En fait, ce n'est pas seulement le gouvernement qui est définitivement déconsidéré après la journée d'hier. C'est aussi l'opposition officielle de Sa Majesté. Je ne sais pas ce qui est le plus sidérant depuis 18 semaines: l'activisme incompétent de votre président ou bien l'inexistence politique du président des Républicains, Laurent Wauquiez. Je suppose qu'on ne connaît pas dans l'histoire de votre pays d'individu qui ait eu à ce point un boulevard devant lui et qui ait ainsi renoncé à l'emprunter. Même Boulanger avait essayé; pas votre Wauquiez. Samedi soir encore, sur twitter, il se faisait commentateur, reprochant au gouvernement d'être spectateur quand les casseurs se déchaînent. Comme s'il n'était pas responsable, et lourdement, lui aussi, de ce qui se passe. Au plus tard après le 1er décembre, il aurait fallu que M. Wauquiez réclame une session extraordinaire du parlement pour le samedi qui allait suivre. Il s'agissait de placer sous contrôle le gouvernement, qui avait mis en place la sécurité inepte et inique que l'on sait: laisser faire les casseurs; taper sur les Gilets Jaunes. C'est le schéma de base de ce gouvernement progressiste. Samedi 16 mars, on a peu tapé sur les Gilets Jaunes parce qu'ils étaient le plus souvent protégés par les manifestants écologistes. Mais les samedis précédents, la répression a été violente. Imaginons que le Parlement ait siégé à partir du début décembre, demandé des comptes à la police, utilisé la crise des Gilets Jaunes pour critiquer fondamentalement les options majeures du Gouvernement, en particulier sa fiscalité inepte, hostile aux peites gens et à la transmission des patrimoines: ne croyez-vous pas que si, samedi après samedi, M. Wauquiez avait amené le Parlement à siéger, le mouvement se serait arrêté avec les vacances de Noël? Les Français auraient eu le sentiment d'être représentés au Parlement. Monsieur Wauquiez serait sur orbite pour l'élection présidentielle de 2022. Sans brûler les étapes, on aurait la garantie d'un bon débat à l'élection européenne puisqu'évidemment la France ne peut pas, dans l'état de ses finances publiques, répondre adéquatement à la crise sans accroître, au moins provisoirement, le déficit budgétaire. 

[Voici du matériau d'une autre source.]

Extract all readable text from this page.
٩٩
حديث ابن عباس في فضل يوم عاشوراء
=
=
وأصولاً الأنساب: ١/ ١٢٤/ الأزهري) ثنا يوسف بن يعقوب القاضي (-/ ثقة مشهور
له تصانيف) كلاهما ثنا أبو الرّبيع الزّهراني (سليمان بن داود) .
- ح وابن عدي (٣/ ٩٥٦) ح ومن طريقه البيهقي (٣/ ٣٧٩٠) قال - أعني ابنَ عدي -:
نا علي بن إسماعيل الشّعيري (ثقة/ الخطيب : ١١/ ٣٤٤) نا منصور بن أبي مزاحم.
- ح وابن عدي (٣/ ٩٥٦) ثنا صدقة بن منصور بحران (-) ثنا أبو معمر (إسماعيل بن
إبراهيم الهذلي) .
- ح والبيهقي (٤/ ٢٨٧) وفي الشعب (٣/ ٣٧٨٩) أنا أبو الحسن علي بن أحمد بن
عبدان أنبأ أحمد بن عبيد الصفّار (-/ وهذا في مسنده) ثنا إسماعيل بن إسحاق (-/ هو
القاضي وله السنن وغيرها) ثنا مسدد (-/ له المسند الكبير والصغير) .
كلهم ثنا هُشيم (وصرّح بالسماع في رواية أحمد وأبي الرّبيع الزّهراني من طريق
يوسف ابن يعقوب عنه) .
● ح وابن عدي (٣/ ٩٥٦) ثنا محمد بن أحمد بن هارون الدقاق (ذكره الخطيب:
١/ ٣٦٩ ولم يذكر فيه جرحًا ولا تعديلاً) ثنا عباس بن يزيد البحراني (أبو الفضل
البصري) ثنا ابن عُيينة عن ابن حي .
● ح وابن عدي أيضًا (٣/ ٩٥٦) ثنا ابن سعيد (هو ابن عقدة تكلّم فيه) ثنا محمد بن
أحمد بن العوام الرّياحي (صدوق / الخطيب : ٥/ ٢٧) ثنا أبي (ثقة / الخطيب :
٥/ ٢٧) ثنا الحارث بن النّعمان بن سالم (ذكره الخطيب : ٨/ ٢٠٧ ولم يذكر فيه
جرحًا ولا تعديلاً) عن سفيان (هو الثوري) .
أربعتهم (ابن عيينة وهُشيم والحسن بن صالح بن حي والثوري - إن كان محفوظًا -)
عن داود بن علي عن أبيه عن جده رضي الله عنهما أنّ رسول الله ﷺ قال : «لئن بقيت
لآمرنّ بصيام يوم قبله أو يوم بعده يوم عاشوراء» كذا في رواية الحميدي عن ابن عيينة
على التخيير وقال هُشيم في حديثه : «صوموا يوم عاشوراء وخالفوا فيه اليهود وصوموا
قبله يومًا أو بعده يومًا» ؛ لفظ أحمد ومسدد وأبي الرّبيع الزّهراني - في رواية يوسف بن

Si vous regardez bien, d'ailleurs, la question dont nous parlons ne concerne pas seulement Les Républicains mais l'ensemble de la droite. Je ne trouve pas que Madame Le Pen ait été vraiment meilleure que Monsieur Wauquiez. Elle aussi a laissé un mouvement qui était fondamentalement de droite, les Gilets Jaunes, être récupéré progressivement par les réseaux de gauche. La journée du samedi 16 mars le dit bien: il y a eu tous ceux qui ont été mêlés à la violence du "bloc noir". Et tous ceux qui ont pu manifester pacifiquement à la faveur de la "Marche pour le Climat". Alors que le mouvement était au départ soit poujadiste (révolte fiscale) soit gaulliste (référendum d'initiative civique), il est en train de s'engluer dans les contradictions de la gauche qui cherche à le récupérer.. Ces deux revendications fondamentales n'ont pas disparu de chez les Gilets Jaunes mais elles sont manipulées soit par la violence de quelques milliers de jeunes métropolitains nihilistes, soit par une approche de l'écologie le plus souvent abstraite et hostile à la croissance économique dont les classes populaires ont tant besoin.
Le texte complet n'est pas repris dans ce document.